I had this brainchild at like 2am one day and thought "you know what, I'm going to put my cakes in jars" - at that point people were having little bubble birthdays of two to three people and I thought these single-serve jars were perfect, and they could be sent anywhere across the country. The cake jars went nuts and other parts of the business became quite big quite quickly and that's when I decided to turn this into a fully-fledged business.
How big is your team?
There are five of us now, including myself.
You went through a rebrand from Collab Cakery to Sweet Talk shortly after lockdown - what was the reason for that?
That was when the cake jars happened. When it got busy, and it was something I was doing from home orders were taking over the dining room, the spare room, the lounge, I had to move all the couches to one side of the lounge and set up tables, that's when I could see I needed to get into this whole-heartedly.
Collab was a name that I came up with over a wine and so it got to the point where I was ready to do it properly, which is where the new name came in. A professional helped me come up with it. We were talking about what the business was now and her idea about it was the cakes were presented beautifully and the business was centred around gifting for events surrounded by a lot of love and sharing. I'd always wanted to do flowers and floral cakes and we were brainstorming and it went from "sweet nothings" to Sweet Talk. I registered the company in October and we've been trading under Sweet Talk since.
Sweet Talk has branched out into flowers, talk me through starting up that portion?
I use a lot of flowers on the cakes, particularly for wedding cakes, so it made sense to start having
bouquets as well. We launched that arm of the business in January and it is going well. We've had great feedback about the style of the flowers we choose and we are at the stage where we are getting more people to know about it. Having this service makes it more of a package; people can send somebody a cake and add on some flowers.

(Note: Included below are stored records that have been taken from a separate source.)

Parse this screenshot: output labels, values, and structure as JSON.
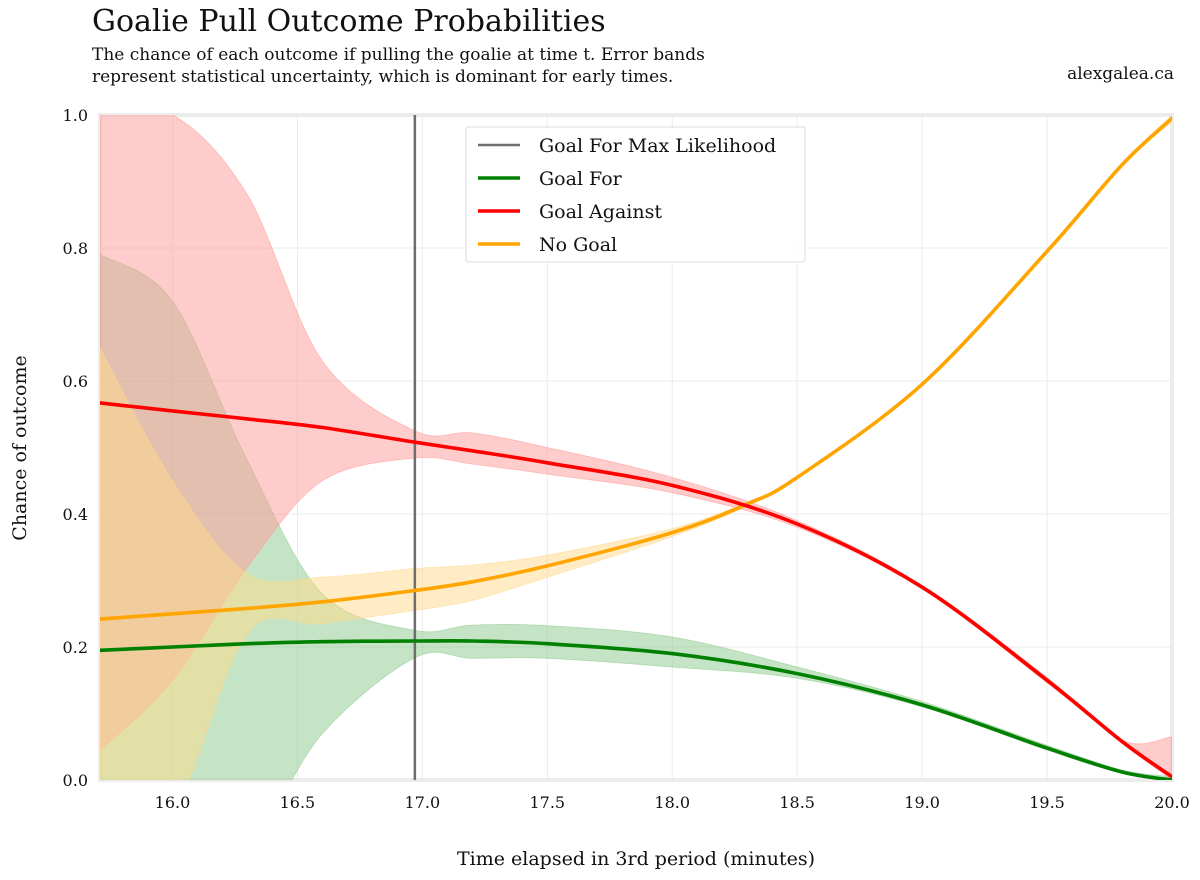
{
  "chart_data": {
    "type": "line",
    "title": "Goalie Pull Outcome Probabilities",
    "subtitle_lines": [
      "The chance of each outcome if pulling the goalie at time t. Error bands",
      "represent statistical uncertainty, which is dominant for early times."
    ],
    "credit": "alexgalea.ca",
    "xlabel": "Time elapsed in 3rd period (minutes)",
    "ylabel": "Chance of outcome",
    "xlim": [
      15.71,
      20.0
    ],
    "ylim": [
      0.0,
      1.0
    ],
    "xticks": [
      16.0,
      16.5,
      17.0,
      17.5,
      18.0,
      18.5,
      19.0,
      19.5,
      20.0
    ],
    "xtick_labels": [
      "16.0",
      "16.5",
      "17.0",
      "17.5",
      "18.0",
      "18.5",
      "19.0",
      "19.5",
      "20.0"
    ],
    "yticks": [
      0.0,
      0.2,
      0.4,
      0.6,
      0.8,
      1.0
    ],
    "ytick_labels": [
      "0.0",
      "0.2",
      "0.4",
      "0.6",
      "0.8",
      "1.0"
    ],
    "grid": true,
    "legend_position": "top-center",
    "max_likelihood_x": 16.97,
    "series": [
      {
        "name": "Goal For Max Likelihood",
        "kind": "vline",
        "color": "#6e6e6e"
      },
      {
        "name": "Goal For",
        "color": "#008000",
        "band_color": "#8cc98c",
        "x": [
          15.71,
          16.0,
          16.3,
          16.6,
          16.97,
          17.2,
          17.5,
          18.0,
          18.5,
          19.0,
          19.5,
          19.8,
          20.0
        ],
        "y": [
          0.195,
          0.2,
          0.205,
          0.208,
          0.209,
          0.209,
          0.205,
          0.19,
          0.16,
          0.113,
          0.048,
          0.012,
          0.0
        ],
        "upper": [
          0.79,
          0.72,
          0.48,
          0.28,
          0.225,
          0.233,
          0.232,
          0.215,
          0.17,
          0.118,
          0.052,
          0.015,
          0.005
        ],
        "lower": [
          -0.1,
          -0.1,
          -0.1,
          0.07,
          0.184,
          0.183,
          0.183,
          0.17,
          0.153,
          0.11,
          0.045,
          0.01,
          0.0
        ]
      },
      {
        "name": "Goal Against",
        "color": "#ff0000",
        "band_color": "#ff9a9a",
        "x": [
          15.71,
          16.0,
          16.3,
          16.6,
          16.97,
          17.2,
          17.5,
          18.0,
          18.5,
          19.0,
          19.5,
          19.8,
          20.0
        ],
        "y": [
          0.567,
          0.555,
          0.543,
          0.53,
          0.508,
          0.495,
          0.477,
          0.443,
          0.385,
          0.29,
          0.15,
          0.058,
          0.005
        ],
        "upper": [
          1.0,
          1.0,
          0.88,
          0.63,
          0.525,
          0.522,
          0.5,
          0.455,
          0.39,
          0.293,
          0.154,
          0.06,
          0.065
        ],
        "lower": [
          0.045,
          0.15,
          0.32,
          0.45,
          0.484,
          0.475,
          0.46,
          0.432,
          0.38,
          0.287,
          0.146,
          0.055,
          0.0
        ]
      },
      {
        "name": "No Goal",
        "color": "#ffa500",
        "band_color": "#ffd98a",
        "x": [
          15.71,
          16.0,
          16.3,
          16.6,
          16.97,
          17.2,
          17.5,
          18.0,
          18.3,
          18.5,
          19.0,
          19.5,
          19.8,
          20.0
        ],
        "y": [
          0.242,
          0.25,
          0.258,
          0.268,
          0.285,
          0.298,
          0.322,
          0.372,
          0.415,
          0.455,
          0.595,
          0.795,
          0.925,
          0.995
        ],
        "upper": [
          0.65,
          0.45,
          0.31,
          0.305,
          0.318,
          0.323,
          0.338,
          0.378,
          0.418,
          0.457,
          0.597,
          0.797,
          0.927,
          1.0
        ],
        "lower": [
          -0.1,
          -0.05,
          0.22,
          0.235,
          0.255,
          0.27,
          0.305,
          0.366,
          0.412,
          0.453,
          0.593,
          0.793,
          0.923,
          0.99
        ]
      }
    ]
  }
}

Why do you use social media as your main form of marketing?
Before the business became Sweet Talk, I was into baking but didn't have a clue about how to decorate cakes or make them very fancy. I learnt all of that through YouTube and when I would do big cakes and fancy designs I would make a video about them and pop them on social media, and that's where a lot of people enjoyed following and watching the journey, but it wasn't an accessible way to get cakes from me - I was only taking orders for big events in Auckland; birthdays or weddings, and so when the jars came about it was an easy way for anyone who was following to go 'Oh I finally get to try the cake'. Social media was a really big part of the business, and still is.
Where do you see the business in five years' time?

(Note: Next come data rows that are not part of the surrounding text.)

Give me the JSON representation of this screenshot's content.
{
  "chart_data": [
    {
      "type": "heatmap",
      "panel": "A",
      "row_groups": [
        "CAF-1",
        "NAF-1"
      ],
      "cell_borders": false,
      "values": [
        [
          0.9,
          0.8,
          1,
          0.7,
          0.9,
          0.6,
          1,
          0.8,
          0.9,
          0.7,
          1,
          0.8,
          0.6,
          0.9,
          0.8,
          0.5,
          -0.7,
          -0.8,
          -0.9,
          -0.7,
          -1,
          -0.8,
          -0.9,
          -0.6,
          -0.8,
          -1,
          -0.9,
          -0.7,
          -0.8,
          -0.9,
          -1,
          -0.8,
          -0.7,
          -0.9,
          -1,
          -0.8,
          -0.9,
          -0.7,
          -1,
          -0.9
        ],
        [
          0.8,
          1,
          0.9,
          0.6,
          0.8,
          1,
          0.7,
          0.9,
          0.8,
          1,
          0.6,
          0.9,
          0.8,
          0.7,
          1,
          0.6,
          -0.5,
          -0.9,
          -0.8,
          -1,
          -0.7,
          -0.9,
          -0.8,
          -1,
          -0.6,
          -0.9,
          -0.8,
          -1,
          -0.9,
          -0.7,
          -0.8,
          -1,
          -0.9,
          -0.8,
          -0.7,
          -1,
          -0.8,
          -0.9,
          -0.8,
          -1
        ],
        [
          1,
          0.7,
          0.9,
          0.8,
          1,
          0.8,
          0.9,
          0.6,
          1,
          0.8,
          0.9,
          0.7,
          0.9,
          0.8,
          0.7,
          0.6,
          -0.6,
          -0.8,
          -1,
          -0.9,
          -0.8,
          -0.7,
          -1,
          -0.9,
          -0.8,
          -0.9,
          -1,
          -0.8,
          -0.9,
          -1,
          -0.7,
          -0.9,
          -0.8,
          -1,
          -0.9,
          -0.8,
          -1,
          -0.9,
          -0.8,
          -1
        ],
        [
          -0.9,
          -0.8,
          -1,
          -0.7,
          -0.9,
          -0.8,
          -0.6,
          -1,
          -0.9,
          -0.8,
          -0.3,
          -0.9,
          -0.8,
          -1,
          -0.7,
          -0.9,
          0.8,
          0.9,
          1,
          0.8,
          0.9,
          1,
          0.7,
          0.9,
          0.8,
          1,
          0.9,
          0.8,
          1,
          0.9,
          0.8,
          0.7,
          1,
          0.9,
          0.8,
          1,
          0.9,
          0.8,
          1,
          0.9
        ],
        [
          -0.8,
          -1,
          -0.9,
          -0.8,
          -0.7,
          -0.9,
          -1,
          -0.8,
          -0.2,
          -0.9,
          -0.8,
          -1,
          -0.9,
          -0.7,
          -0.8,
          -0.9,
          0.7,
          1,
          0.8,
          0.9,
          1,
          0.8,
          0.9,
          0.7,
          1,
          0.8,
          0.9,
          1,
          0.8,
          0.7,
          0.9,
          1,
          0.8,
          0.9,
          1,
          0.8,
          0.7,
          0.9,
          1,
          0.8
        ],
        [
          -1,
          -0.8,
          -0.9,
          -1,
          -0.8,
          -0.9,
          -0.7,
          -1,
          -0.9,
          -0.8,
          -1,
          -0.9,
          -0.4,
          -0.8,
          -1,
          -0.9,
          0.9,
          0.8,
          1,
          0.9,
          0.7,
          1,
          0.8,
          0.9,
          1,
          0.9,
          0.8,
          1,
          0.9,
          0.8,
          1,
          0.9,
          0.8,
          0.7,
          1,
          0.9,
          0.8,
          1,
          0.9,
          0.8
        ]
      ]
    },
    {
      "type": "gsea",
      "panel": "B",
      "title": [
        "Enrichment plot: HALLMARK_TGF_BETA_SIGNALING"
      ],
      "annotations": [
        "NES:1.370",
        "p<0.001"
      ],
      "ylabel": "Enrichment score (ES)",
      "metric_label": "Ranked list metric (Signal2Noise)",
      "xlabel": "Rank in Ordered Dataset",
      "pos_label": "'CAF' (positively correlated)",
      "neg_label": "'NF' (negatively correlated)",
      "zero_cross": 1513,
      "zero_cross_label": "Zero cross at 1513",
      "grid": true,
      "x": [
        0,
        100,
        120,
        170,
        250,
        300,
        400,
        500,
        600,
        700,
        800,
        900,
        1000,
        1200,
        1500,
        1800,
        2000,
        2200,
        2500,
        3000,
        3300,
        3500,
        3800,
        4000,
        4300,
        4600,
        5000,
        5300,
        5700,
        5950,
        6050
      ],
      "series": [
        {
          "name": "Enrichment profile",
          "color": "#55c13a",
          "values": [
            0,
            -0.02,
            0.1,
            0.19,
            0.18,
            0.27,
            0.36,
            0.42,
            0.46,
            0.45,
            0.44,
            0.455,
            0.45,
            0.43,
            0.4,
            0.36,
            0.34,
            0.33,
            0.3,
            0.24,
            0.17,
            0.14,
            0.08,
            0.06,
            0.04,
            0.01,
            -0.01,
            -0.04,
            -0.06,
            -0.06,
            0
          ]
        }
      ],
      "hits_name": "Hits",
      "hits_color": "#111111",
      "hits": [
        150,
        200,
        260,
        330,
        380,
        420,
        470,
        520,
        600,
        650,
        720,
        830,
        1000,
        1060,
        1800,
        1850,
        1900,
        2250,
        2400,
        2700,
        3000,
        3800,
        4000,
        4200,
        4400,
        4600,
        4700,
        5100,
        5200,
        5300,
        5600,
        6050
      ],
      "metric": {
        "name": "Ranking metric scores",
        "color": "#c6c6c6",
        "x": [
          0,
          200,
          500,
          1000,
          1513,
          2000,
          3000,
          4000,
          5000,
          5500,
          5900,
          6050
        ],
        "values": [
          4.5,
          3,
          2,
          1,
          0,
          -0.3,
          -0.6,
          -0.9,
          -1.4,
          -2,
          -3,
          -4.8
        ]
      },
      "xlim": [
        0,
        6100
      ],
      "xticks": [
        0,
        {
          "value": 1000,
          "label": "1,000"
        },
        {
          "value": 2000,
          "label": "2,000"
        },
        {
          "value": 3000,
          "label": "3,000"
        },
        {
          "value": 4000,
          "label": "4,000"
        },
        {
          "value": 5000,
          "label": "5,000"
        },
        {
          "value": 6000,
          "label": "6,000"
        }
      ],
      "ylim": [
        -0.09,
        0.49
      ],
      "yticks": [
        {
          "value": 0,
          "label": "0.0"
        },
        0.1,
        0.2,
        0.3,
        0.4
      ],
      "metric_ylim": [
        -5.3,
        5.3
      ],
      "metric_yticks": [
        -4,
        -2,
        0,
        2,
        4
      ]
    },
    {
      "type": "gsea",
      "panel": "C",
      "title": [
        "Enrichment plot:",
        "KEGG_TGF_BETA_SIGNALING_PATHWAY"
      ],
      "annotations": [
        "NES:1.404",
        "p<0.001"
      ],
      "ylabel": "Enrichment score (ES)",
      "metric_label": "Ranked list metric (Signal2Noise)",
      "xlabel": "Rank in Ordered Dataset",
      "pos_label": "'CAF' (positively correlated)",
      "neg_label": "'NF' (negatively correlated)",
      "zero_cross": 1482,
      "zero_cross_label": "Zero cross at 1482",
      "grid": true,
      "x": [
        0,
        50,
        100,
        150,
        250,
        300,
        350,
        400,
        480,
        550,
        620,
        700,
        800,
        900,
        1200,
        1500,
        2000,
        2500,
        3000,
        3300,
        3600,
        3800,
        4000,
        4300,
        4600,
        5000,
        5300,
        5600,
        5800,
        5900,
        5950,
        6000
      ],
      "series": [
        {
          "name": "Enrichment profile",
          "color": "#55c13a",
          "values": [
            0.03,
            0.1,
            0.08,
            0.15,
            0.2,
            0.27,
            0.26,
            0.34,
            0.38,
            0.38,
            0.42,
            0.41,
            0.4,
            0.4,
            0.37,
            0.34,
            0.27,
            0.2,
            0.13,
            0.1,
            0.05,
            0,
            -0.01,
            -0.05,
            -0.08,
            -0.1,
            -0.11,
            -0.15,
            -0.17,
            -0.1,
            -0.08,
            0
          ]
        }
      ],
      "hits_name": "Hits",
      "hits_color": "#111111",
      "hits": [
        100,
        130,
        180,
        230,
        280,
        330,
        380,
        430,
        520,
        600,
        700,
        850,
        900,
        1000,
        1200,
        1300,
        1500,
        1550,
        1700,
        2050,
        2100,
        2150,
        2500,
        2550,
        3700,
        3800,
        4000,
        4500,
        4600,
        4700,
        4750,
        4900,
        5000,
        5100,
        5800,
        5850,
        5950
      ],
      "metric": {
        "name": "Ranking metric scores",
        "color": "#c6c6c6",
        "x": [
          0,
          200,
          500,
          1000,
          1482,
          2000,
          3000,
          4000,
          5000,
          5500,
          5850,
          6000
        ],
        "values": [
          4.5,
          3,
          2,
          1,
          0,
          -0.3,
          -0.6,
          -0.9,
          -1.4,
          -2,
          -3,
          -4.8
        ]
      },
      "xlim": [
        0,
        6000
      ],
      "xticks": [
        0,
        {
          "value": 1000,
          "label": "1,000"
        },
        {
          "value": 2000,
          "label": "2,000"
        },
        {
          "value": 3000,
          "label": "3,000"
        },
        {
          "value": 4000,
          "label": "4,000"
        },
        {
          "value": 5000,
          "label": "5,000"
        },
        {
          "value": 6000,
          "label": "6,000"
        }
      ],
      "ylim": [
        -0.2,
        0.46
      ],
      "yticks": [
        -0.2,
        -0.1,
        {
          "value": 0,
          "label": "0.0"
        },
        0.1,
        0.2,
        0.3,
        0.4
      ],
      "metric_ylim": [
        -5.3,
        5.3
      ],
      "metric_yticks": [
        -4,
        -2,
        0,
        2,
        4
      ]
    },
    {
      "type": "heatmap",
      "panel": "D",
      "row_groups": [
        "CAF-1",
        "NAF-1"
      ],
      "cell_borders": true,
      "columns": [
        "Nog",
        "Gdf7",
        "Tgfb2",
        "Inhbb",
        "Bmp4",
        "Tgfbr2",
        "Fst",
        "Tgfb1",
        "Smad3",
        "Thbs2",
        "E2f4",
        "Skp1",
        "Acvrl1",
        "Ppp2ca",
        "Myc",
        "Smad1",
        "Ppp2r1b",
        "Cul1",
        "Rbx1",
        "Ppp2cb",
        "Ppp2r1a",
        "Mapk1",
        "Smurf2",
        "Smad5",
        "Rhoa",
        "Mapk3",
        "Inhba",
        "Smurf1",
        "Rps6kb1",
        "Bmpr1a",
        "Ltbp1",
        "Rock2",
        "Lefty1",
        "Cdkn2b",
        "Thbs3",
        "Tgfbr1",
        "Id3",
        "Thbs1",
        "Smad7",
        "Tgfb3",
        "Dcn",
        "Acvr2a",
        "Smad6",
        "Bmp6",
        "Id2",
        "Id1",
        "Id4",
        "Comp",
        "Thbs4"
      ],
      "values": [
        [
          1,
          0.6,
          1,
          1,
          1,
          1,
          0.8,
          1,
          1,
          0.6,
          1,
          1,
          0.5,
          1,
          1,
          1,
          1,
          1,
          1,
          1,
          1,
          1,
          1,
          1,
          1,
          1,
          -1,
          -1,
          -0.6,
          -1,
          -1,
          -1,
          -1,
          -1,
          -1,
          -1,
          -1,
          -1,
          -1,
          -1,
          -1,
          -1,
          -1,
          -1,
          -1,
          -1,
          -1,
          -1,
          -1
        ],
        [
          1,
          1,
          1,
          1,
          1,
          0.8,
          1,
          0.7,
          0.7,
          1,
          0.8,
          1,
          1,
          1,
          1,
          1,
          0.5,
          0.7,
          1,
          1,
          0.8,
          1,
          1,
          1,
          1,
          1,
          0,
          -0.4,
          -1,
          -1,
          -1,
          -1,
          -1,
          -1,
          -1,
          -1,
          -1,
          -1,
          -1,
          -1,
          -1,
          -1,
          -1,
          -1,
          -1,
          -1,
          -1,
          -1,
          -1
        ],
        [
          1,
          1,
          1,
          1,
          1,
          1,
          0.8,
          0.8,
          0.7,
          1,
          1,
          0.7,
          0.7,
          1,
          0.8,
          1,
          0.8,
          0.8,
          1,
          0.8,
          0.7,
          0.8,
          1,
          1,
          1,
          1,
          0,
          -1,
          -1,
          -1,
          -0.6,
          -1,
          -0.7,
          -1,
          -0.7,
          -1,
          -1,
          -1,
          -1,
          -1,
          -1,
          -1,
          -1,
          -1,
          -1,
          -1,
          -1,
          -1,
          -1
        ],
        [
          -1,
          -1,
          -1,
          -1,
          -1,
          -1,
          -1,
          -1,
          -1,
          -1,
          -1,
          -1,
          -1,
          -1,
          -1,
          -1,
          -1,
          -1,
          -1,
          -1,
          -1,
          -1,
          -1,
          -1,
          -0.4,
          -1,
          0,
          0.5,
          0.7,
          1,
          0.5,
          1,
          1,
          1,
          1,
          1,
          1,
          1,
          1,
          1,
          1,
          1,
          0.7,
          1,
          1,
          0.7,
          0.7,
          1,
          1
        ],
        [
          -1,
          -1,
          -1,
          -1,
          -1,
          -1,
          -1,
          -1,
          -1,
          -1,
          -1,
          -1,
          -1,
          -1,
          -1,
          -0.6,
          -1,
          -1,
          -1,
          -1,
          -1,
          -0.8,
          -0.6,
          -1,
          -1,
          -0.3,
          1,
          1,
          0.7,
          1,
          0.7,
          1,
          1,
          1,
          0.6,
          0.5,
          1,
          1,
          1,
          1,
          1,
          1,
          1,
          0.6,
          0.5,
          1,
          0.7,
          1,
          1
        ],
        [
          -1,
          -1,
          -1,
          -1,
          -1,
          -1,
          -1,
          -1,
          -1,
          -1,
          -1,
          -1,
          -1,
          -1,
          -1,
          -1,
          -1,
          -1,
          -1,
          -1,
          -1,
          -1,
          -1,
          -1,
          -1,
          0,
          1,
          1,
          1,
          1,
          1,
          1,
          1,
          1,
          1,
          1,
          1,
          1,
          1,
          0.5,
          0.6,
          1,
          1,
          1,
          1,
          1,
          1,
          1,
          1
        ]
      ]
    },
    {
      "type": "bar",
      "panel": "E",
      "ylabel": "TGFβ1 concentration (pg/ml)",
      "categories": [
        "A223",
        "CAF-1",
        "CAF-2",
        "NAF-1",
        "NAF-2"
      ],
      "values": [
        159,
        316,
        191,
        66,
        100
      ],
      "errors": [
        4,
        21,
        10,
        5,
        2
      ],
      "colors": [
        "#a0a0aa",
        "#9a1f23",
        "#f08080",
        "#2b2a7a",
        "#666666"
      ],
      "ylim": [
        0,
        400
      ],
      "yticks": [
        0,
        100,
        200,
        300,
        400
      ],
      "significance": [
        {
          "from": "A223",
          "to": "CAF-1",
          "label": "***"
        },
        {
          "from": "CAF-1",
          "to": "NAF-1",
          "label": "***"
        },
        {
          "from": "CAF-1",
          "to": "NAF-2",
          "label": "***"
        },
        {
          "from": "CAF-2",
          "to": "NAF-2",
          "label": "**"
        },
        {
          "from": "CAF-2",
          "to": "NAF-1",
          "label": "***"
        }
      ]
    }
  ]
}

At the moment we have a little premises in Kingsland, but I'd like to have a bigger space. It would also nice to be able to have a space where people can come and see our cakes and have consultations for weddings. I'd also like the cake jars to become the first thing people think of when they want to send somebody something. I'd also hope our florals arm of the business is busy as well. There may also be a recipe book that comes out - I've developed these cake recipes over the years and so I think people would like to know them. I'm just starting the thought process for this now.
What advice do you give to others who want to start their own business?
Know your numbers, especially if you're in a creative business. Often if you are a creative and spend all day making beautiful things, you still need to go into the numbers and know what it is you are doing week in and week out. Have your goals, work on how you are going to get to them and understand your business from another point of view.